Let’s talk ghosts. More specifically, let’s talk about the ghosts whom we, as NYU students, should really be more concerned about. In order to know more about such ghosts, I found myself on an East Village Ghost Tour.
The East Village Ghost Tour is an approximately hour-and-a-half long walking tour around the East Village that covers many supposedly haunted spots — a troubling amount of which are in or around our very own campus. The night we chose to go just happened to be a dark and stormy one which made us all the more excited and terrified. However, our tour guide, Mary, kept us at ease with her wit.
“She seemed so rational, intelligent and funny. It made me wonder if believing in ghosts isn’t as crazy as it sounds if someone like her does,” said an elderly Australian woman who joined us on the tour and was shocked at how casual Mary was.
The tour started off at our very own Washington Square Park — which used to be a burial ground and currently holds hundreds of diseased corpses under it. Mary pointed out one particular tree on the northwest corner of the park that used to be a hanging tree. Men were shipped in on Sundays to be hung from it and apparently, people still see the shadows of those hanged men in the early morning or whenever lightning flashes near the tree.
“It was equal parts great and creepy to find out that, while cutting through the park for an early Lipton breakfast or during a stormy evening, we might possibly bump into the ghost of an 18th-century criminal,” CAS sophomore Mehhma Malhi said.
We then moved on to what was once Edgar Allan Poe’s home but is now just another NYU building. We got to hear a lot about Poe and his cats on that stop, but what really grabbed our attention was the haunted firehouse right across the street from it. Not only does it still have its original facade and interiors but it’s actually now owned by Anderson Cooper. We were then redirected to the arch, where we learned that, apparently, 101 years ago a group of six artists broke into the arch through the spiral staircase in its left leg and threw a full-blown rager on the roof of the arch. At this point, this ghost tour through the villages was less ghost facts and more historical fun facts about dead people, and we sure got some fun facts about the arch.
The tour took a solemn turn as we approached the Silver Center, which used to be the Triangle Shirtwaist Factory that killed 145 young women who were working when the infamous fire broke out. As Mary said, “Though the building was fire insured, the women inside were not,” and the spirits of those young women are thought to haunt the building, unlocking doors and making sure no one is ever trapped inside there again. Katrina Ramazan, a sophomore at Steinhardt studying Math Education and American Sign Language, recalled something along those lines as well, “One morning in lab, our TA walked in to us waiting for him in the classroom and asked us how we got in, cause the doors were supposed to be locked. We didn’t really care then but now I don’t know anymore.”

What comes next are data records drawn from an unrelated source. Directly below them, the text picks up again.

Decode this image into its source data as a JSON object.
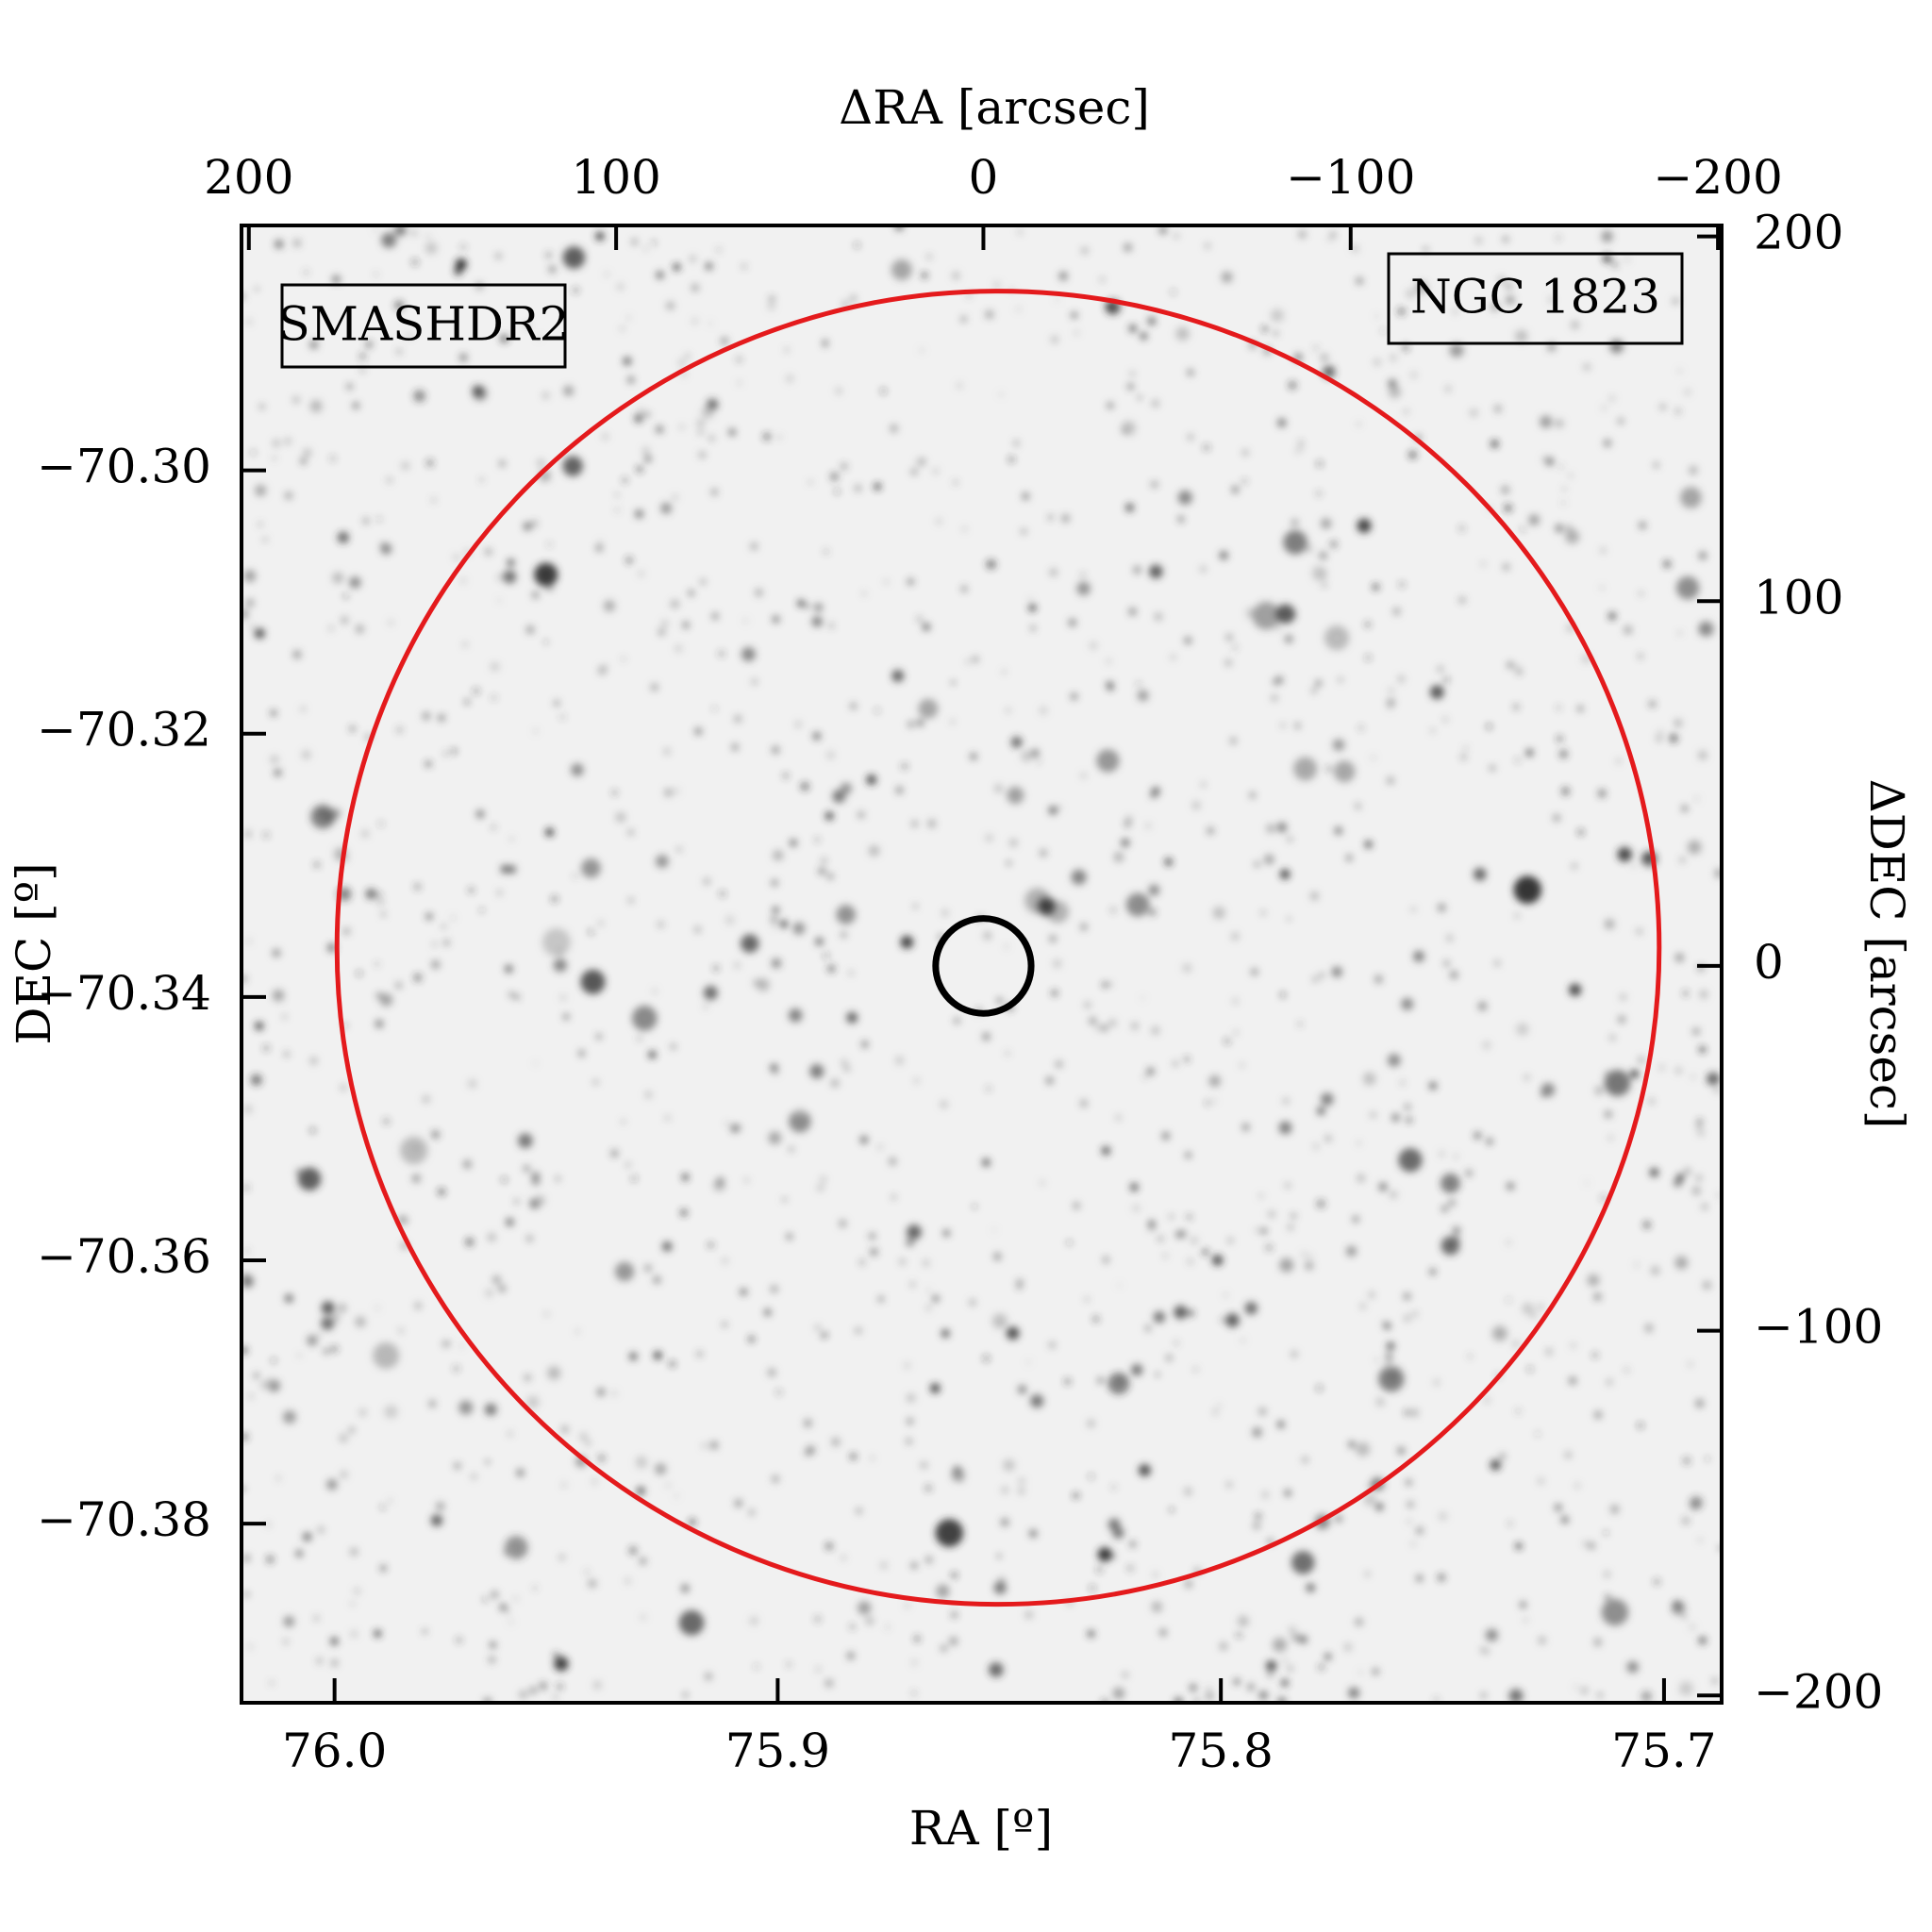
{
  "chart_data": {
    "type": "image",
    "xlabel": "RA [º]",
    "ylabel": "DEC [º]",
    "x2label": "ΔRA [arcsec]",
    "y2label": "ΔDEC [arcsec]",
    "xlim": [
      76.021,
      75.687
    ],
    "xticks": [
      {
        "value": 76.0,
        "label": "76.0"
      },
      {
        "value": 75.9,
        "label": "75.9"
      },
      {
        "value": 75.8,
        "label": "75.8"
      },
      {
        "value": 75.7,
        "label": "75.7"
      }
    ],
    "ylim": [
      -70.3936,
      -70.2814
    ],
    "yticks": [
      {
        "value": -70.3,
        "label": "−70.30"
      },
      {
        "value": -70.32,
        "label": "−70.32"
      },
      {
        "value": -70.34,
        "label": "−70.34"
      },
      {
        "value": -70.36,
        "label": "−70.36"
      },
      {
        "value": -70.38,
        "label": "−70.38"
      }
    ],
    "x2lim": [
      202,
      -201
    ],
    "x2ticks": [
      200,
      100,
      0,
      {
        "value": -100,
        "label": "−100"
      },
      {
        "value": -200,
        "label": "−200"
      }
    ],
    "y2lim": [
      -202,
      203
    ],
    "y2ticks": [
      200,
      100,
      0,
      {
        "value": -100,
        "label": "−100"
      },
      {
        "value": -200,
        "label": "−200"
      }
    ],
    "circles": [
      {
        "x": -4,
        "y": 5,
        "r": 180,
        "color": "#e41a1c",
        "axis": "y2"
      },
      {
        "x": 0,
        "y": 0,
        "r": 13,
        "color": "#000000",
        "axis": "y2"
      }
    ],
    "annotations": [
      {
        "text": "SMASHDR2",
        "color": "#ff0000",
        "corner": "top-left"
      },
      {
        "text": "NGC 1823",
        "color": "#000000",
        "corner": "top-right"
      }
    ]
  }
}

The next few stops were pretty uneventful — a haunted merchant house and bar — but our last stop was an actual cemetery. We literally ended our tour in a graveyard that was known for being broken into and grave-robbed. All in all, the tour wasn’t as spooky as it was informational, but it was definitely a good time. CAS junior, Sonali Mathur said “I was expecting it to be a lot scarier. It was more historical and interesting than actually scary but I still enjoyed myself.” It was an unusual Friday night, but mostly because I got to do something in New York City for free.